Watson had done work for a sales rep at the NBC affiliate, KSDK, who produces the program "Show Me St. Louis." The rep approached Watson about participating in a remodel that would take place on the show. After initial hesitation, Watson signed on for a $30,000 kitchen remodel that KSDK gave away. Besides coordinating the seven-week remodel, done mostly by seven subcontractors, Watson paid $10,000 for 130 15- and 30-second commercials, which the station says reached 1.6 million women. The station also set up a Web site for Watson, which received 1,300 browsers.
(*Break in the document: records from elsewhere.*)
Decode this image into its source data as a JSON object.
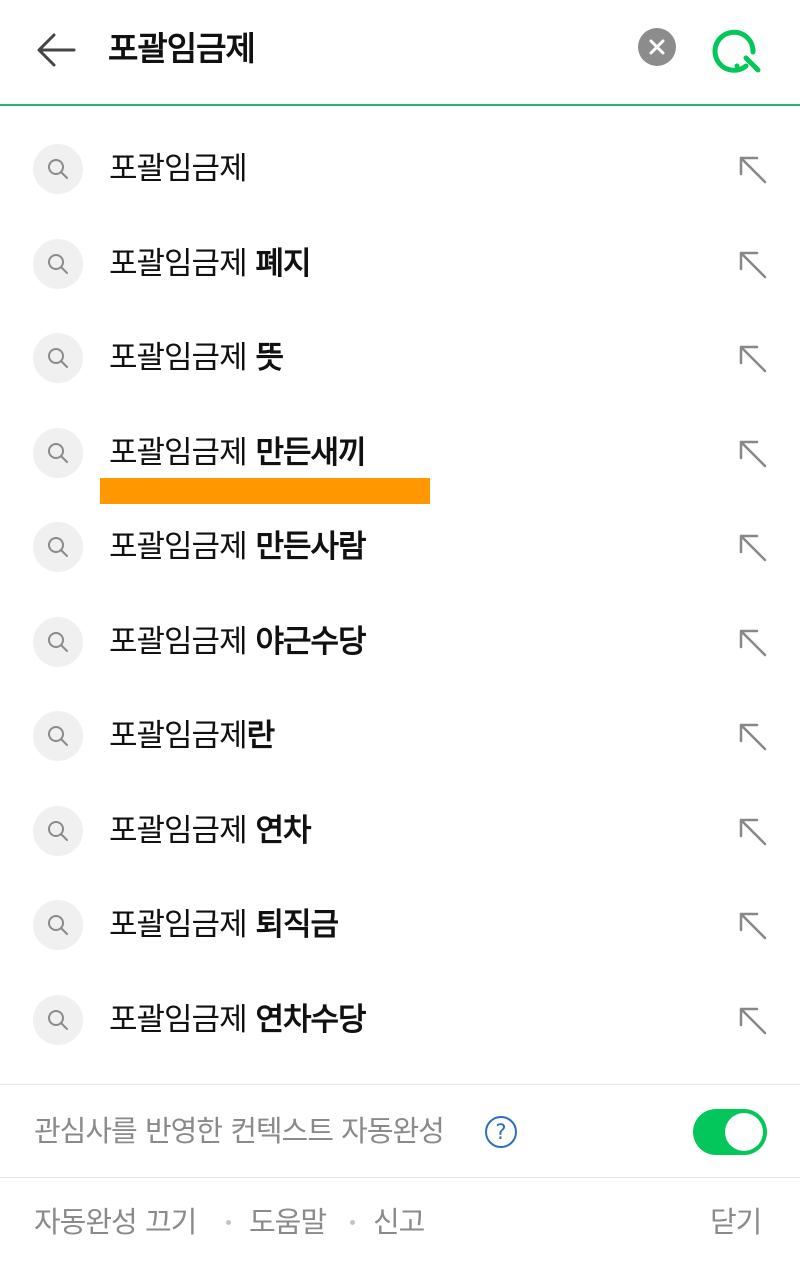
{
  "header": {
    "query": "포괄임금제",
    "back_icon": "arrow-left-icon",
    "clear_icon": "close-circle-icon",
    "search_icon": "search-icon",
    "accent_color": "#22b573"
  },
  "suggestions": [
    {
      "prefix": "포괄임금제",
      "rest": ""
    },
    {
      "prefix": "포괄임금제 ",
      "rest": "폐지"
    },
    {
      "prefix": "포괄임금제 ",
      "rest": "뜻"
    },
    {
      "prefix": "포괄임금제 ",
      "rest": "만든새끼"
    },
    {
      "prefix": "포괄임금제 ",
      "rest": "만든사람"
    },
    {
      "prefix": "포괄임금제 ",
      "rest": "야근수당"
    },
    {
      "prefix": "포괄임금제",
      "rest": "란"
    },
    {
      "prefix": "포괄임금제 ",
      "rest": "연차"
    },
    {
      "prefix": "포괄임금제 ",
      "rest": "퇴직금"
    },
    {
      "prefix": "포괄임금제 ",
      "rest": "연차수당"
    }
  ],
  "highlight": {
    "color": "#ff9800"
  },
  "context_autocomplete": {
    "label": "관심사를 반영한 컨텍스트 자동완성",
    "help_symbol": "?",
    "enabled": true,
    "toggle_color": "#03c75a"
  },
  "footer": {
    "autocomplete_off": "자동완성 끄기",
    "help": "도움말",
    "report": "신고",
    "close": "닫기"
  }
}
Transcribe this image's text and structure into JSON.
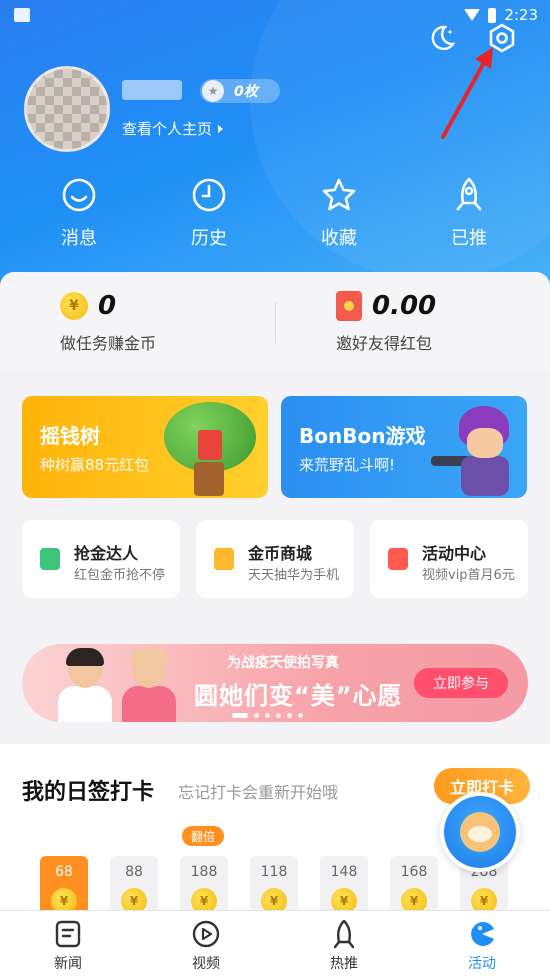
{
  "status_bar": {
    "time": "2:23"
  },
  "header": {
    "badge_count": "0枚",
    "profile_link": "查看个人主页"
  },
  "quick_actions": [
    {
      "label": "消息",
      "icon": "message-icon"
    },
    {
      "label": "历史",
      "icon": "clock-icon"
    },
    {
      "label": "收藏",
      "icon": "star-icon"
    },
    {
      "label": "已推",
      "icon": "rocket-icon"
    }
  ],
  "wallet": {
    "coins": {
      "value": "0",
      "label": "做任务赚金币"
    },
    "red_packet": {
      "value": "0.00",
      "label": "邀好友得红包"
    }
  },
  "promos": [
    {
      "title": "摇钱树",
      "subtitle": "种树赢88元红包"
    },
    {
      "title": "BonBon游戏",
      "subtitle": "来荒野乱斗啊!"
    }
  ],
  "mini_cards": [
    {
      "title": "抢金达人",
      "subtitle": "红包金币抢不停",
      "color": "#3bc47a"
    },
    {
      "title": "金币商城",
      "subtitle": "天天抽华为手机",
      "color": "#ffb82b"
    },
    {
      "title": "活动中心",
      "subtitle": "视频vip首月6元",
      "color": "#ff5a4e"
    }
  ],
  "banner": {
    "small_text": "为战疫天使拍写真",
    "big_text": "圆她们变“美”心愿",
    "button": "立即参与"
  },
  "checkin": {
    "title": "我的日签打卡",
    "subtitle": "忘记打卡会重新开始哦",
    "button": "立即打卡",
    "double_tag": "翻倍",
    "days": [
      "68",
      "88",
      "188",
      "118",
      "148",
      "168",
      "288"
    ]
  },
  "tabs": [
    {
      "label": "新闻",
      "icon": "news-icon"
    },
    {
      "label": "视频",
      "icon": "play-icon"
    },
    {
      "label": "热推",
      "icon": "rocket-icon"
    },
    {
      "label": "活动",
      "icon": "activity-icon"
    }
  ],
  "colors": {
    "primary": "#1f8ff5",
    "accent_orange": "#ff8f1f",
    "banner_pink": "#f7a3a8"
  }
}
Watson estimates the time he or his crew put into the project was worth $6,000. He coordinated vendors, subs, and did demo, cabinet installation, and framing. The main difference from a regular job was that no money was intended to change hands. Contracts were very detailed. Subs and suppliers paid to be on the show and donated a set amount of products. What was unique, Watson says, is that the client, Linda Grelle, and her husband, Chuck, couldn't, and didn't, labor over decisions -- because the television audience was making the choices.

The only problems that surfaced were that some of the cabinets didn't fit and some trim pieces weren't made on time. On the trim, the "power of the camera" helped the supplier deliver, Watson says.

Watson says his company has been a community fixture since 1987, but he wanted a higher profile. "I thought if we could get our name out there, it would become more of a name in the industry," he says. "I've accomplished that."